SOUTHERN NEW MEXICO
NM delegation blasts FAA over El Paso airspace closure
Rep. Vasquez says no evidence of security emergency to justify 'rash' action
LAS CRUCES — Congressman Gabe Vasquez on Wednesday said there was no evidence of a national security emergency justifying the temporary closure of airspace over El Paso and southern New Mexico.
Early Wednesday morning, the Federal Aviation Administration abruptly closed airspace to regular flight activity for a 10-mile radius and about 18,000 feet over El Paso, Texas, for 10 days. It partially lifted the restriction after a few hours amid conflicting accounts of the circumstances leading to the FAA's action.
On Wednesday evening, the airspace had partially reopened but remained closed over part of southern New Mexico.
Transportation Secretary Sean Duffy, the Pentagon and White House officials said an incursion of drones connected to Mexican criminal organizations required an emergency response, including the airspace closure. The Associated Press and other outlets, as well as members of Congress, said initial reports pointed to a Pentagon decision to test high-energy laser weapons against drones.
In a written statement and an interview with the Journal, Vasquez — a Democrat serving his second term in the House of Representatives — expressed frustration with inconsistent accounts of the closure from federal agencies.
“Miscommunication at the highest level caused the FAA to make this very rash decision, that would have had great impacts on our border economy, on local residents, on medical flights, and so much more,” he said.
The congressman said information provided to him and his staff pointed first to an abrupt rollout of counter-drone technology but later, in public statements from the Pentagon and Duffy, to cartel drone activity, which is not unusual.
At a news conference Wednesday, Rep. Veronica Escobar, D-Texas, said, "I believe the FAA owes the community and the country an explanation as to why this happened so suddenly and abruptly, and was lifted so suddenly and abruptly." Escobar's district includes El Paso.
Vasquez told the Journal, “At best, they are mischaracterizing the reason for the closure and at worst they are covering this up.”
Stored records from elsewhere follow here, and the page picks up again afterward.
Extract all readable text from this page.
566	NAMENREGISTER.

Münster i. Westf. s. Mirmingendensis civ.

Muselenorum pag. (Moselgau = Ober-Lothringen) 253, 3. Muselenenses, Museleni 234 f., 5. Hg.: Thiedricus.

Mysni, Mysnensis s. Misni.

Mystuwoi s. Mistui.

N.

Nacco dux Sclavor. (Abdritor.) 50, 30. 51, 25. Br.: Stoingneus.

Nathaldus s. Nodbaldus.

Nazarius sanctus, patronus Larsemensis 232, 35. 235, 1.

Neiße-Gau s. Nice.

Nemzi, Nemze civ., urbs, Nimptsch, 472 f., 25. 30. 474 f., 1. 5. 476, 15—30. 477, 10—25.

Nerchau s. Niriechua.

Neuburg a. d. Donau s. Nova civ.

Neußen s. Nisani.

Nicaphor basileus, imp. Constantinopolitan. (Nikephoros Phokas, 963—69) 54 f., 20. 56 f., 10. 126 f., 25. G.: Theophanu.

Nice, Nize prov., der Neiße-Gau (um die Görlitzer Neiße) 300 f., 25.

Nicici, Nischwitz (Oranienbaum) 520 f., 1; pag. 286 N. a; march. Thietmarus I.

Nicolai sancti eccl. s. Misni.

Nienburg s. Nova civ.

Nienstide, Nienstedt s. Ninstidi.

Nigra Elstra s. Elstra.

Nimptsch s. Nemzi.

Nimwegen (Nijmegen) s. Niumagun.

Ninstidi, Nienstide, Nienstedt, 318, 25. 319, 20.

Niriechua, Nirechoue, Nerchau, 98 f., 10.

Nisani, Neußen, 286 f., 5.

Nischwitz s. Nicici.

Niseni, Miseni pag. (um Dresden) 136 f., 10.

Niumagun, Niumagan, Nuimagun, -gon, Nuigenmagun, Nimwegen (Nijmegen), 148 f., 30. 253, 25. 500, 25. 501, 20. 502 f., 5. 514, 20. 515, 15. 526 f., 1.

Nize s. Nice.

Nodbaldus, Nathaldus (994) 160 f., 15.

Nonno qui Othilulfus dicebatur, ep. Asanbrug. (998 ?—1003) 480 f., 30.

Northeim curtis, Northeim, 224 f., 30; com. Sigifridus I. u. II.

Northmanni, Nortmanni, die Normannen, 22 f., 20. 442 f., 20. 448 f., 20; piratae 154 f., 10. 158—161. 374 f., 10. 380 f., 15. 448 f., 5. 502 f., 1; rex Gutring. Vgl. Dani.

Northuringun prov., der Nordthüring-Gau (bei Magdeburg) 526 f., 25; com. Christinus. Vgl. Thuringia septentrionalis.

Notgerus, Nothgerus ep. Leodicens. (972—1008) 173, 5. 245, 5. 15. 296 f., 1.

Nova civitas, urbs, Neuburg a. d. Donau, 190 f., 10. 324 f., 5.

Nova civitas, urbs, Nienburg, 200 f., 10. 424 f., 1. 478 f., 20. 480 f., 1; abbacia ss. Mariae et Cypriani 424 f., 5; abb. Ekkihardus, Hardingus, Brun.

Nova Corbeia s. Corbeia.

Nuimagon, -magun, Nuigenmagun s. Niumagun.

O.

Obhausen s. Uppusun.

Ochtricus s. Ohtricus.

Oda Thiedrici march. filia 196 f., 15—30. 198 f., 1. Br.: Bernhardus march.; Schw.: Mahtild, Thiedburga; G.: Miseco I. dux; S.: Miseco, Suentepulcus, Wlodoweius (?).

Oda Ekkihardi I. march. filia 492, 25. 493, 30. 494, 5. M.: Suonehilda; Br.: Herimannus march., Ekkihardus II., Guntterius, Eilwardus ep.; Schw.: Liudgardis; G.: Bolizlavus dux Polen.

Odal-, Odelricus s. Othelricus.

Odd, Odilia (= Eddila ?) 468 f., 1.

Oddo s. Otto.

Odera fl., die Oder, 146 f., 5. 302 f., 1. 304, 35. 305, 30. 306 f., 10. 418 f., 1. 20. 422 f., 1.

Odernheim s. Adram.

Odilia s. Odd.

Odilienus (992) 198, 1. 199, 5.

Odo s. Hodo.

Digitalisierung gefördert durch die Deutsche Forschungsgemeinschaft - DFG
Although the radius of closed airspace extended into southern New Mexico, officials from Doña Ana County and the Border Industrial Association said the restriction did not reach the Doña Ana County International Jetport in Santa Teresa and that there was no disruption to its operations.
Vasquez said activity from drones owned by Mexican criminal organizations to monitor law enforcement activity is commonplace not only near El Paso but in Anapra, Sunland Park and other New Mexico border communities. He also said training exercises and tests of anti-drone technologies are routine in protected airspace near Fort Bliss, White Sands Missile Range and the military buffer zone near Santa Teresa.
The congressman said he, along with Escobar and New Mexico Sens. Martin Heinrich and Ben Ray Luján, was seeking a closed-door briefing with the Department of Defense and the FAA to get to the bottom of what happened and how the agencies coordinated in what would have been an unprecedented response to drone activity.
Luján, D-N.M, said in a statement that he wanted answers "about why the airspace was closed in the first place without notifying appropriate officials, leaving travelers to deal with unnecessary chaos."
“The airspace was closed to medical transport, and that means anybody potentially in the early morning hours today that needed medical transport from Las Cruces to El Paso would not have been able to enter into that airspace,” Vasquez said. “This could have grave implications for communities like Deming, Lordsburg, Alamogordo, Las Cruces, all who rely on medevac capability out to the El Paso area for trauma care.”
Air Methods, operator of the Native Air ambulance service, did not respond to queries from the Journal about whether its operations were affected by the closure.
Luján said he was pressing for answers as to why air space over El Paso had reopened, but parts of southern New Mexico including Santa Teresa had not.
“As a member of the Senate Commerce Committee, which has jurisdiction over the FAA, I’ll continue pressing for clear and accurate information," the senator said. "I hope to receive a full classified briefing as soon as possible.”